Незадолго до моего предстоящего отъезда в Сомали Алёша прислал мне письмо (я храню его до сих пор) с подробными инструкциями, что брать с собой – самое необходимое, сувениры, подарки, и с разными полезными советами. А ещё это письмо содержало очень тронувшее меня предложение – первое время, пока все организуется, пожить у них: «квартира большая, есть домработница, будет готовить на всех и стирать соответственно».
Так судьба подарила мне год очень тесного, почти повседневного, общения с человеком, который стал мне самым близким другом до конца своих дней.

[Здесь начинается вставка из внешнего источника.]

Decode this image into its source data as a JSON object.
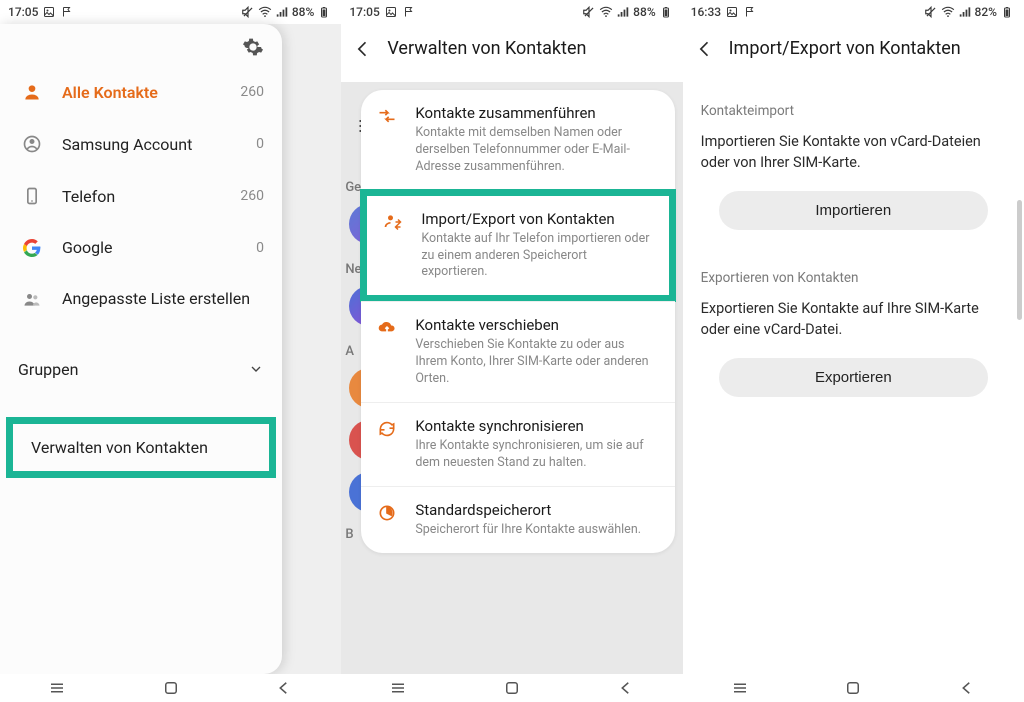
{
  "screen1": {
    "status": {
      "time": "17:05",
      "battery": "88%"
    },
    "accounts": [
      {
        "label": "Alle Kontakte",
        "count": "260",
        "icon": "person"
      },
      {
        "label": "Samsung Account",
        "count": "0",
        "icon": "samsung"
      },
      {
        "label": "Telefon",
        "count": "260",
        "icon": "phone"
      },
      {
        "label": "Google",
        "count": "0",
        "icon": "google"
      },
      {
        "label": "Angepasste Liste erstellen",
        "count": "",
        "icon": "group"
      }
    ],
    "groups_label": "Gruppen",
    "manage_label": "Verwalten von Kontakten"
  },
  "screen2": {
    "status": {
      "time": "17:05",
      "battery": "88%"
    },
    "title": "Verwalten von Kontakten",
    "bg_labels": {
      "gelb": "Gelb",
      "neuig": "Neuig",
      "a": "A",
      "b": "B"
    },
    "rows": [
      {
        "title": "Kontakte zusammenführen",
        "sub": "Kontakte mit demselben Namen oder derselben Telefonnummer oder E-Mail-Adresse zusammenführen."
      },
      {
        "title": "Import/Export von Kontakten",
        "sub": "Kontakte auf Ihr Telefon importieren oder zu einem anderen Speicherort exportieren."
      },
      {
        "title": "Kontakte verschieben",
        "sub": "Verschieben Sie Kontakte zu oder aus Ihrem Konto, Ihrer SIM-Karte oder anderen Orten."
      },
      {
        "title": "Kontakte synchronisieren",
        "sub": "Ihre Kontakte synchronisieren, um sie auf dem neuesten Stand zu halten."
      },
      {
        "title": "Standardspeicherort",
        "sub": "Speicherort für Ihre Kontakte auswählen."
      }
    ]
  },
  "screen3": {
    "status": {
      "time": "16:33",
      "battery": "82%"
    },
    "title": "Import/Export von Kontakten",
    "import": {
      "heading": "Kontakteimport",
      "desc": "Importieren Sie Kontakte von vCard-Dateien oder von Ihrer SIM-Karte.",
      "button": "Importieren"
    },
    "export": {
      "heading": "Exportieren von Kontakten",
      "desc": "Exportieren Sie Kontakte auf Ihre SIM-Karte oder eine vCard-Datei.",
      "button": "Exportieren"
    }
  }
}
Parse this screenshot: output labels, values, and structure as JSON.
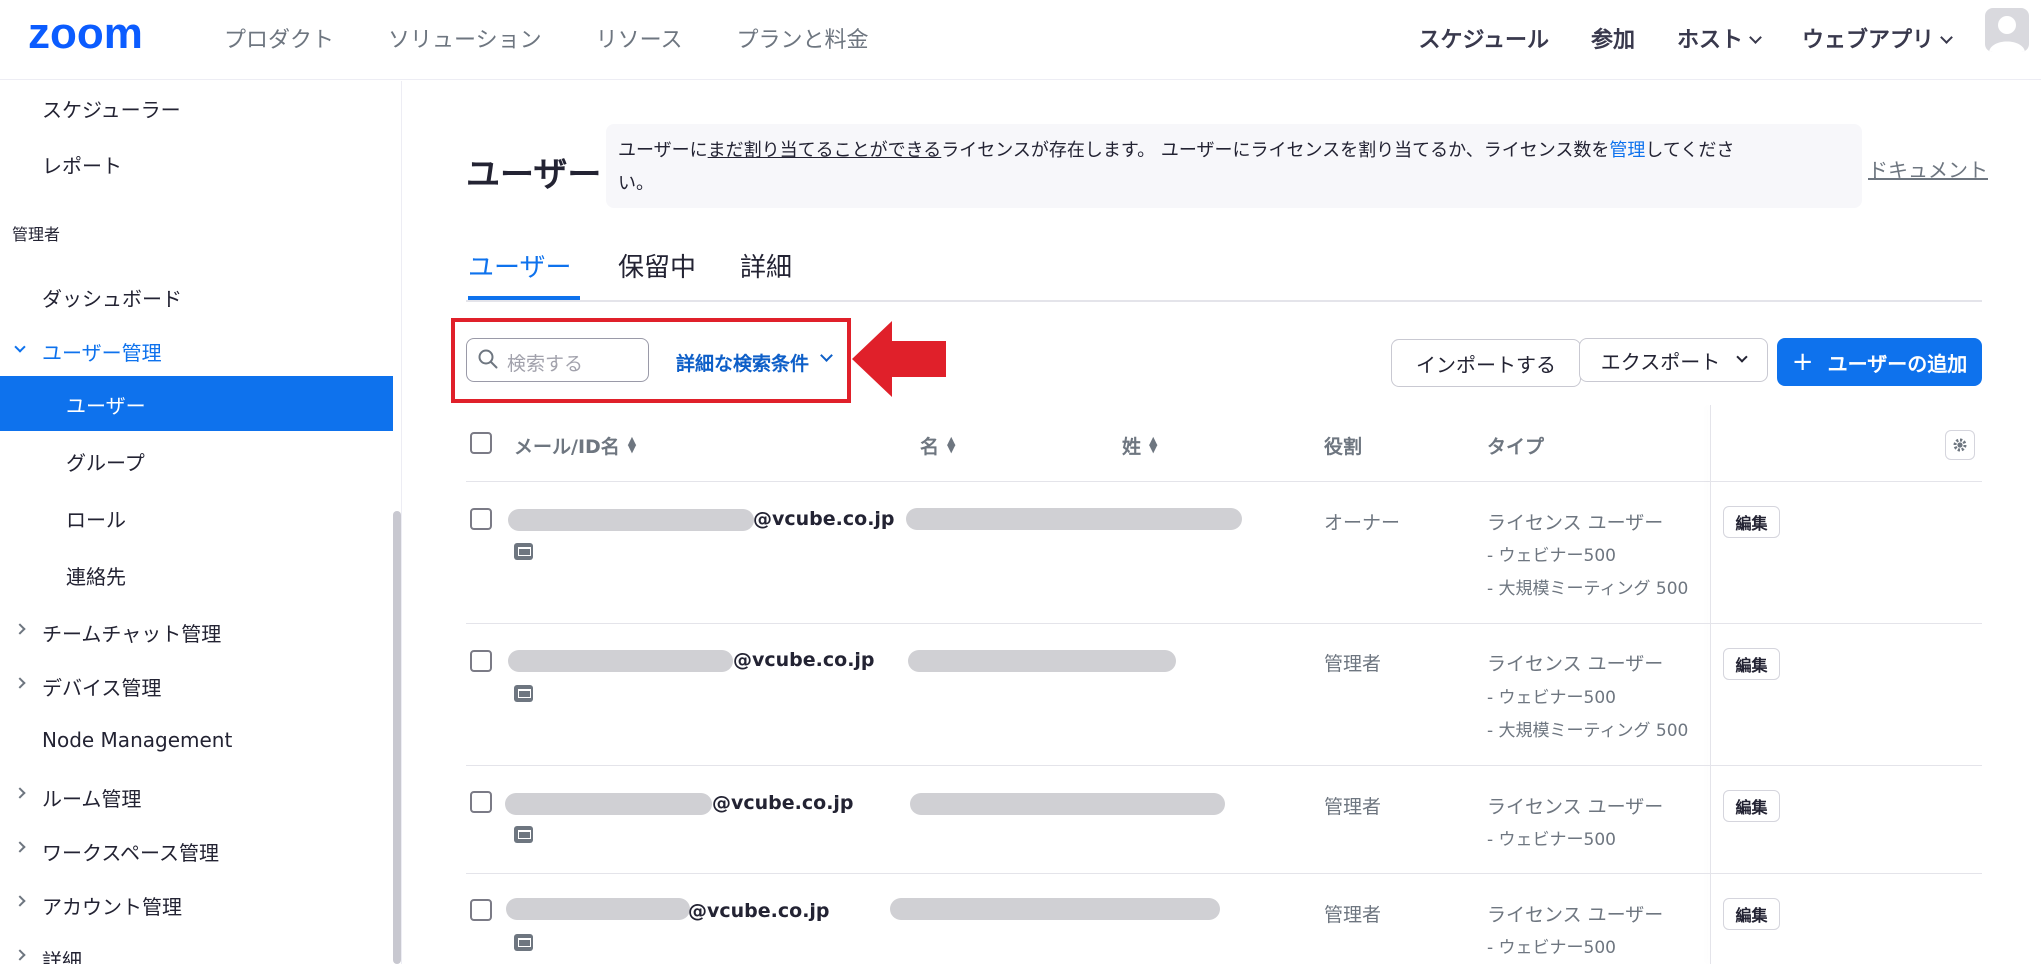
{
  "nav": {
    "logo": "zoom",
    "left_items": [
      "プロダクト",
      "ソリューション",
      "リソース",
      "プランと料金"
    ],
    "right_items": [
      "スケジュール",
      "参加",
      "ホスト",
      "ウェブアプリ"
    ]
  },
  "sidebar": {
    "top_items": [
      "スケジューラー",
      "レポート"
    ],
    "section_header": "管理者",
    "dashboard": "ダッシュボード",
    "user_mgmt": "ユーザー管理",
    "sub_items": [
      "ユーザー",
      "グループ",
      "ロール",
      "連絡先"
    ],
    "more_items": [
      "チームチャット管理",
      "デバイス管理",
      "Node Management",
      "ルーム管理",
      "ワークスペース管理",
      "アカウント管理",
      "詳細"
    ]
  },
  "main": {
    "title": "ユーザー",
    "notice": {
      "part1": "ユーザーに",
      "underlined": "まだ割り当てることができる",
      "part2": "ライセンスが存在します。 ユーザーにライセンスを割り当てるか、ライセンス数を",
      "link": "管理",
      "part3": "してくださ",
      "part4": "い。"
    },
    "doc_link": "ドキュメント",
    "tabs": [
      "ユーザー",
      "保留中",
      "詳細"
    ],
    "search_placeholder": "検索する",
    "advanced_search": "詳細な検索条件",
    "import_label": "インポートする",
    "export_label": "エクスポート",
    "add_user_label": "ユーザーの追加"
  },
  "table": {
    "headers": [
      "メール/ID名",
      "名",
      "姓",
      "役割",
      "タイプ"
    ],
    "rows": [
      {
        "email_domain": "@vcube.co.jp",
        "role": "オーナー",
        "type": "ライセンス ユーザー",
        "addons": [
          "- ウェビナー500",
          "- 大規模ミーティング 500"
        ],
        "edit": "編集"
      },
      {
        "email_domain": "@vcube.co.jp",
        "role": "管理者",
        "type": "ライセンス ユーザー",
        "addons": [
          "- ウェビナー500",
          "- 大規模ミーティング 500"
        ],
        "edit": "編集"
      },
      {
        "email_domain": "@vcube.co.jp",
        "role": "管理者",
        "type": "ライセンス ユーザー",
        "addons": [
          "- ウェビナー500"
        ],
        "edit": "編集"
      },
      {
        "email_domain": "@vcube.co.jp",
        "role": "管理者",
        "type": "ライセンス ユーザー",
        "addons": [
          "- ウェビナー500"
        ],
        "edit": "編集"
      }
    ]
  },
  "colors": {
    "brand": "#0b5cff",
    "accent": "#0e72ed",
    "highlight": "#e0202a"
  }
}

Вообще-то, в Могадишо (столице Сомали) мы находились в разных «весовых категориях»: он – посольский работник, а я – сотрудник «организации по оказанию помощи развивающимся странам». Обычно эти категории почти не пересекались, и наша дружба вызывала косые взгляды с обеих сторон. Мне на это было наплевать, я был человеком со стороны и через год должен был вернуться в свою обычную жизнь, в свой круг общения. Алексей же был человеком «системы» и, казалось бы, должен был строго придерживаться её норм и традиций.
И вот здесь я открыл в нём черту, которая, по-моему, вообще была доминантной в его жизни: он был удивительно свободным человеком, внутренне свободным. Этим он заметно отличался от окружающих, он оставался таким постоянно, при всех обстоятельствах, которые далеко не всегда ему благоприятствовали. Это никогда не носило вызывающий, демонстративный характер, это была его сущность, которой он не изменял даже в системе, где эта черта приветствовалась наименее всего. Он сохранял эту внутреннюю свободу в любых ситуациях.
В Могадишо была довольно большая итальянская колония, был итальянский клуб. В то замечательное время общение советских людей с иностранцами, особенно западными, вне рабочих контактов, мягко говоря, не поощрялось. А Букалов, который блестяще владел итальянским, общался, дружил с некоторыми итальянцами, ходил иногда в итальянский клуб. Насколько я помню, никто другой не мог или не хотел себе это позволить, а Букалову это сходило с рук.
Знаю, что сейчас некоторые могут подумать. Как говорится, «в связях, порочащих его, замечен не был» (в дальнейшем я мог неоднократно убедиться в обратном). Вполне возможно, что начальство сочло, что такой блестящий человек, как Букалов, может способствовать созданию у итальянцев благоприятного образа советского человека.